3 Temmuz günü Tunus açıklarında göçmen emekçileri taşıyan bir bot alabora oldu. Umutla yola çıkan bottaki 127 göçmenden 43’ü hayatını kaybetti. Libya’nın Zuwara kıyısından hareket eden botta Eritreli, Mısırlı, Sudanlı, Bangladeşli emekçiler vardı. Resmi makamlarca “düzensiz göçmen” olarak adlandırılan kardeşlerimiz, kaçak yollarla İtalya’ya varmak istiyorlardı. Bu düzenin yasalarına göre kaçaktılar hatta suçluydular. Büyük umutlar bağladıkları kıyıya ulaşırlarsa bakacaklardı gerisine, nasıl yaşayacaklarına, bir yolu bulunurdu elbet, umut işte! Yolculukları da umutları da Akdeniz’in sularında son buldu. Ne doğdukları toprak yurt olabildi onlara ne de başka bir kıyıya varabildiler.

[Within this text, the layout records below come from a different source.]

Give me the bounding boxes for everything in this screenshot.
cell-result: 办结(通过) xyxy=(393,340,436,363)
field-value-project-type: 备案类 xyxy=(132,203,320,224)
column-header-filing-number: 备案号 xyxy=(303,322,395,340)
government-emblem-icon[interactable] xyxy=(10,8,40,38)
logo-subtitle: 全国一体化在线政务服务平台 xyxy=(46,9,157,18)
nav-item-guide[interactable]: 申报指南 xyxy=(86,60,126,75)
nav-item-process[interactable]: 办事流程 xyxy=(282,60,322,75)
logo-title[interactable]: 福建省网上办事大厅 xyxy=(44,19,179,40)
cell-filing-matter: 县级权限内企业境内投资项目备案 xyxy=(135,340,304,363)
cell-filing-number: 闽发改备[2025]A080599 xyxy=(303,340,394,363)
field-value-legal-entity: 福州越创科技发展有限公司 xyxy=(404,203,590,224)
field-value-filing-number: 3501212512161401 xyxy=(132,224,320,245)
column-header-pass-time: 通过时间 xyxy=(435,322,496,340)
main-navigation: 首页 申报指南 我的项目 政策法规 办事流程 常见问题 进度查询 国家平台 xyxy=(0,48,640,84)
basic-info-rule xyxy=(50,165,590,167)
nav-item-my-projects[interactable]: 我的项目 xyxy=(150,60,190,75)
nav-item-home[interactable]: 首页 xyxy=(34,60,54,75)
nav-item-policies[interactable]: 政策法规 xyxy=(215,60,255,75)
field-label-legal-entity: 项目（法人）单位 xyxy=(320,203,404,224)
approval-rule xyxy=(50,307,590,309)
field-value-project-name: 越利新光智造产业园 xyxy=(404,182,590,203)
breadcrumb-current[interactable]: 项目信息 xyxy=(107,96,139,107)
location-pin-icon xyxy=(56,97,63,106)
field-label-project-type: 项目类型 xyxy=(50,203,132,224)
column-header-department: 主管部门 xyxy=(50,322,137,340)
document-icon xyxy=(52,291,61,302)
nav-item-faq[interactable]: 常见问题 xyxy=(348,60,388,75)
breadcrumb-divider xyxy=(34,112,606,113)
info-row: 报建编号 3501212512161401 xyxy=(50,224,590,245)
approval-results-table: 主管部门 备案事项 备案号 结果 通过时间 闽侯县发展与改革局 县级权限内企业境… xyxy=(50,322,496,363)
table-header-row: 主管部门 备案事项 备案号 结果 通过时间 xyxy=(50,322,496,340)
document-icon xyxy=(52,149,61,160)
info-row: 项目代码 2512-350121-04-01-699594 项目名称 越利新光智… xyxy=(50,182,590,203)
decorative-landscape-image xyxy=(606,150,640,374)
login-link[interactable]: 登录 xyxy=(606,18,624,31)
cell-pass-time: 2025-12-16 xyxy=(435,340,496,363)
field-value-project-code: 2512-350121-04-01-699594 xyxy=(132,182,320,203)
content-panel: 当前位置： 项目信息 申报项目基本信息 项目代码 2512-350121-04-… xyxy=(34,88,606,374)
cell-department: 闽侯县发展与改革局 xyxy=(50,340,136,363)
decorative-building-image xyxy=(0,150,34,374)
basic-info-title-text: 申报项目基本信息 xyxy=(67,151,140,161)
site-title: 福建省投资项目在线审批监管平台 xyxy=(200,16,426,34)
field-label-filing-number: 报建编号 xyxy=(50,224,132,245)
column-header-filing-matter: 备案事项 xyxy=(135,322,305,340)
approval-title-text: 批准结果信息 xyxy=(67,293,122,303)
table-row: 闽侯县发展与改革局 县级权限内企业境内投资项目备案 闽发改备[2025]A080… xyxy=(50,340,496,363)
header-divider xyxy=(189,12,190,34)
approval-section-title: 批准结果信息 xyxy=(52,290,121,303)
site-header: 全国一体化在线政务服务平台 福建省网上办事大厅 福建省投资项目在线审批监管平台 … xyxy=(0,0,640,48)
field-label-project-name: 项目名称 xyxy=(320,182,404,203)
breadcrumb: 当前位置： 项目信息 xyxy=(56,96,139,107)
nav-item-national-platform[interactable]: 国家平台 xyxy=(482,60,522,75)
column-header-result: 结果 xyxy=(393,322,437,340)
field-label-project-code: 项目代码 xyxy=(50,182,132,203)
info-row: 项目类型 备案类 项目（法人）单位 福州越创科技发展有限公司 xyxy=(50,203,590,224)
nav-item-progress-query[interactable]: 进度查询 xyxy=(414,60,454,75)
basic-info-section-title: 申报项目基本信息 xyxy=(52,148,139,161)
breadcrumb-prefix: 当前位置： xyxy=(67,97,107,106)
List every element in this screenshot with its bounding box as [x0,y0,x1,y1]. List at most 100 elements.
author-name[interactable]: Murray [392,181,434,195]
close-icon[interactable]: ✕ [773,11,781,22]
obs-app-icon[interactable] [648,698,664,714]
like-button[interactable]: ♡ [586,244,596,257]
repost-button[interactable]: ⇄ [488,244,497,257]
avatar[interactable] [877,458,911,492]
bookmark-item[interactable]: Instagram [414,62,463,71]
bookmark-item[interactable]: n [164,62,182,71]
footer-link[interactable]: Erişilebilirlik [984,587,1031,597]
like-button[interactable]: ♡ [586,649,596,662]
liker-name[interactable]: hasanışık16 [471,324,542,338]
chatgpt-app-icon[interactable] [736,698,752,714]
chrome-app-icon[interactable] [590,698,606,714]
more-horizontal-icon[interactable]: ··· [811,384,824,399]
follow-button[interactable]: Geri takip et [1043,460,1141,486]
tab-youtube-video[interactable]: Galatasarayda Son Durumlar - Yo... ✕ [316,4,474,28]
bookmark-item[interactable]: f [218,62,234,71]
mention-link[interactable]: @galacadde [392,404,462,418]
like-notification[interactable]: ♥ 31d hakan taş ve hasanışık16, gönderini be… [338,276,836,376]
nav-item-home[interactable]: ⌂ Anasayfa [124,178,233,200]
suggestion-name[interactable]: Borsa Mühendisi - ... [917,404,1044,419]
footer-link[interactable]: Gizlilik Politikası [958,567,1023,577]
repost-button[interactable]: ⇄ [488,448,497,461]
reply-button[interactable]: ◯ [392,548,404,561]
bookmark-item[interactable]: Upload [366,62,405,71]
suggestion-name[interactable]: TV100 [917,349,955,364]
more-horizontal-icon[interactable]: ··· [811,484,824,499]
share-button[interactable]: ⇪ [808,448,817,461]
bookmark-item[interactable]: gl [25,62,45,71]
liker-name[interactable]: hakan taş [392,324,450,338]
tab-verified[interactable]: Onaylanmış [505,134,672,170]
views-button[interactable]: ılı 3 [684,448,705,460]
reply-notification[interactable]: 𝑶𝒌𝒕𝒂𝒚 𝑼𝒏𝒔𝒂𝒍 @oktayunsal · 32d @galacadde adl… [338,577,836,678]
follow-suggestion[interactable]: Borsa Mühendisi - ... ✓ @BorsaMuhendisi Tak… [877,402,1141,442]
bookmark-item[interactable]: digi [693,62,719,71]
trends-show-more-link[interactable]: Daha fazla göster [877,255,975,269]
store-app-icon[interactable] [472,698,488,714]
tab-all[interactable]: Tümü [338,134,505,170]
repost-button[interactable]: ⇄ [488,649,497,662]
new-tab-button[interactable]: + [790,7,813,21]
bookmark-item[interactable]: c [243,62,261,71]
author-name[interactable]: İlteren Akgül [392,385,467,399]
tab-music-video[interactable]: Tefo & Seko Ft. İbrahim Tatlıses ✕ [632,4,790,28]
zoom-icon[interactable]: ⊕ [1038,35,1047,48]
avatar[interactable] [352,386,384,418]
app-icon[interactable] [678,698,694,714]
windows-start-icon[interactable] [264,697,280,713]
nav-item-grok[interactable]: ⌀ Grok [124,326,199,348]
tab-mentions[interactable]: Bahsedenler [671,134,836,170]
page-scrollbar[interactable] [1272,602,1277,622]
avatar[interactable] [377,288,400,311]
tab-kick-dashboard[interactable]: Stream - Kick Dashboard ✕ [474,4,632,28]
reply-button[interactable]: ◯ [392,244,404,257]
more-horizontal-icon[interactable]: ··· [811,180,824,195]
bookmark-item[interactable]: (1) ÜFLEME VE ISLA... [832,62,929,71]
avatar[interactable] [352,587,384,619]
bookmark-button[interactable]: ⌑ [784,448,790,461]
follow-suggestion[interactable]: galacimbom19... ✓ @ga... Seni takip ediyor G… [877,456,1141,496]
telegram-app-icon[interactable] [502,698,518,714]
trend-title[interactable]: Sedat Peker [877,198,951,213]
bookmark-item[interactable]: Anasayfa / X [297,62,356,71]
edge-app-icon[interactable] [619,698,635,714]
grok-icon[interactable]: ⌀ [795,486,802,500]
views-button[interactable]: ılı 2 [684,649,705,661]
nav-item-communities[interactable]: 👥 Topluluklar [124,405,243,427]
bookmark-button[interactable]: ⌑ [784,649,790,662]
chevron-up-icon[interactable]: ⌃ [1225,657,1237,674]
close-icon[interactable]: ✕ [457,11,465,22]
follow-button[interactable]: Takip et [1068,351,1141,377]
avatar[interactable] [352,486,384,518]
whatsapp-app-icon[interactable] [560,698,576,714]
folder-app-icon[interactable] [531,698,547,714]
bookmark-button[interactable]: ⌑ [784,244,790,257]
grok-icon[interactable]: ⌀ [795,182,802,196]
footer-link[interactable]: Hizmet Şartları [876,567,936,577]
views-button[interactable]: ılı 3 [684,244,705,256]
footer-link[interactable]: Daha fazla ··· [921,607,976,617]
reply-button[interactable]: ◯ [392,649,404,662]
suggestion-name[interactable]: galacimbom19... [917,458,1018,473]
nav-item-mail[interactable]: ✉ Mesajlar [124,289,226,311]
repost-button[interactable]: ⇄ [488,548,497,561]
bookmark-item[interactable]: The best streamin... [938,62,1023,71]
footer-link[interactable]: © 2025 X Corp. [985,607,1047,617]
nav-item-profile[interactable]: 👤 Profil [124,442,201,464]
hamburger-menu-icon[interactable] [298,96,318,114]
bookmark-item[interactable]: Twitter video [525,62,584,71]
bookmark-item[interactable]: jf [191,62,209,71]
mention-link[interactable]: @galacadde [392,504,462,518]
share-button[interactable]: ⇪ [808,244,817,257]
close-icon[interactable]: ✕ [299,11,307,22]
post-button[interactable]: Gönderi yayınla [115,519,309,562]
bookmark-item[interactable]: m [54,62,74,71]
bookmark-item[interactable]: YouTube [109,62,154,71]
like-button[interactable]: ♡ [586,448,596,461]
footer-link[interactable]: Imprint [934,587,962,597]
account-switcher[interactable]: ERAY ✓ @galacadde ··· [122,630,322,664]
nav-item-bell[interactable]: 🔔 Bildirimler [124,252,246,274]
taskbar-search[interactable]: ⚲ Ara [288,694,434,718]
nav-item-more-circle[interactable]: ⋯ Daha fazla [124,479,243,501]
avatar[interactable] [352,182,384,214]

Her yıl savaştan, yoksulluktan, işsizlikten kaçan binlerce insan, daha iyi yaşam koşulları için Avrupa’ya geçmeye çalışıyor. Türkiye, Yunanistan, İtalya, İspanya sınırları yeni umutlar ifade ediyor kardeşlerimize. Binlerce emekçi göç yollarına çıkıyor, teknelere, botlara doluşup umutlarının peşine düşüyor. Her yıl binlerce göçmene mezar oluyor Akdeniz. 2014’ten Haziran 2021’e kadar 20 binden fazla emekçi Akdeniz’in tuzlu sularında boğularak öldü.
İşçi ve emekçilere doğup büyüdükleri topraklarda huzur vermeyen, yaşama imkânı bırakmayan kapitalizmdir. Ölümlerinin sorumluları da nereli oldukları fark etmeksizin kapitalistlerdir. Kardeşlerimizin katili bu düzeni yıkana, kimsenin göç yollarında can vermediği, sınıfsız ve sınırsız bir dünya kurana kadar sürecek mücadelemiz.